What are The Benefits?
Combining hydroponics and aquaculture has many potential benefits.
• The plants get rich, live and natural nutrients from the fish
• The fish are happier and healthier because their water is constantly filtered
• You get healthier plants that require NO PESTICIDE
• 100% organic food
Can I Grow Aquaponics At Home?
Don’t be intimidated by Aquaponics. There are easy methods designed for even beginners to have success! All you will need are a few simple tools and materials that can be purchased from your local hardware store.

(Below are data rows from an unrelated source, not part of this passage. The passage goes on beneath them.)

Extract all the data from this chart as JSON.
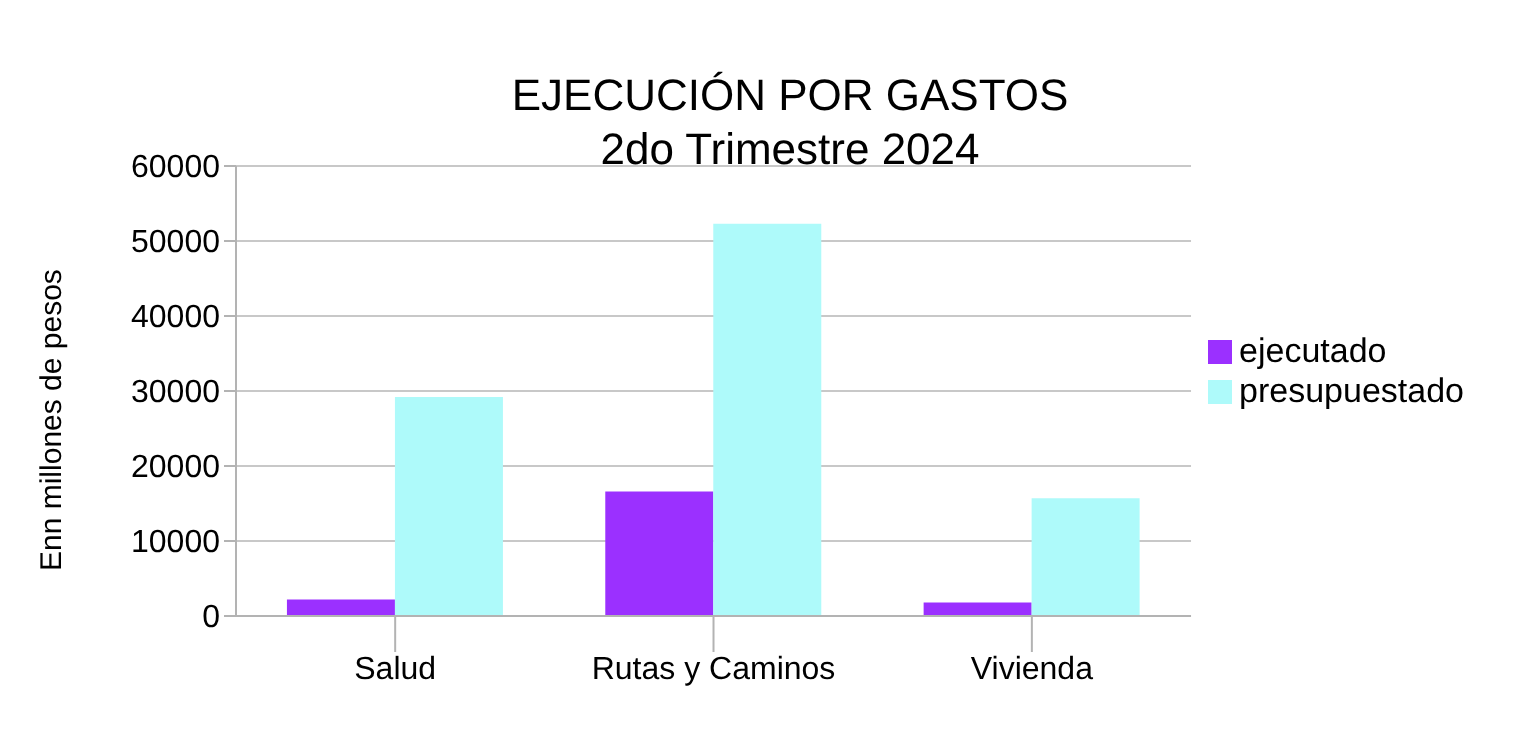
{
  "chart_data": {
    "type": "bar",
    "title": "EJECUCIÓN POR GASTOS",
    "subtitle": "2do Trimestre 2024",
    "ylabel": "Enn millones de pesos",
    "categories": [
      "Salud",
      "Rutas y Caminos",
      "Vivienda"
    ],
    "series": [
      {
        "name": "ejecutado",
        "color": "#9b30ff",
        "values": [
          2200,
          16600,
          1800
        ]
      },
      {
        "name": "presupuestado",
        "color": "#aefafa",
        "values": [
          29200,
          52300,
          15700
        ]
      }
    ],
    "ylim": [
      0,
      60000
    ],
    "yticks": [
      0,
      10000,
      20000,
      30000,
      40000,
      50000,
      60000
    ],
    "grid": "y",
    "legend": "right"
  }
}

How Do I Maintain My System?
Maintenance is one of the easiest things about Aquaponics. There are three easy steps for maintaining your Aquaponic system:
1. Keep your tank filled with water
2. Feed the fish
3. Plant your seedlings when your plants are ready to be recycled
Now that’s really simple, right? Once your ecosystem is established, 95% of the work is automated!
What Materials Do I Need To Set-Up My System?
All the materials you need to set-up your Aquaponic System at home can be purchased at your local hardware store.
• A tank for the fish: 3-20 gallon, glass or plastic container ($5 – $20)
• Gravel – 2.5 lbs./gravel for every 5 gallons of water in the fish tank ($2 – $5)
• Water pump – 3-4 watt pump capable of lifting 18″ – 54″ at 30 – 100/gal/hour (small circulation or fountain pump is ideal) ($19 – $40)
• 3 ft. of plastic tubing that fits the outlet on your water pump ($1 – $2)
• Aquarium air pump sized for the number of gallons in your fish tank ($8 – $16)
• Air stone (1″ – 3″) ($1 – $2)
• 3 ft. of air tubing to connect the air pump to the air stone (must fit the air pump outlet) ($ 1)
• Grow Bed – must sit on top of fish tank and be 3″ – 8″ deep ($ 5 – $20)
• Growing Medium – enough pea gravel, perlite, coconut coir, expanded clay pebbles or peat moss to fill the grow bed ($2 – $5)
• pH test kit and, depending on the pH of your water, pH down or pH up ($5 – $15)
• Fish and plants
It really is easy and sustainable to set-up your own Aquaponic system at home!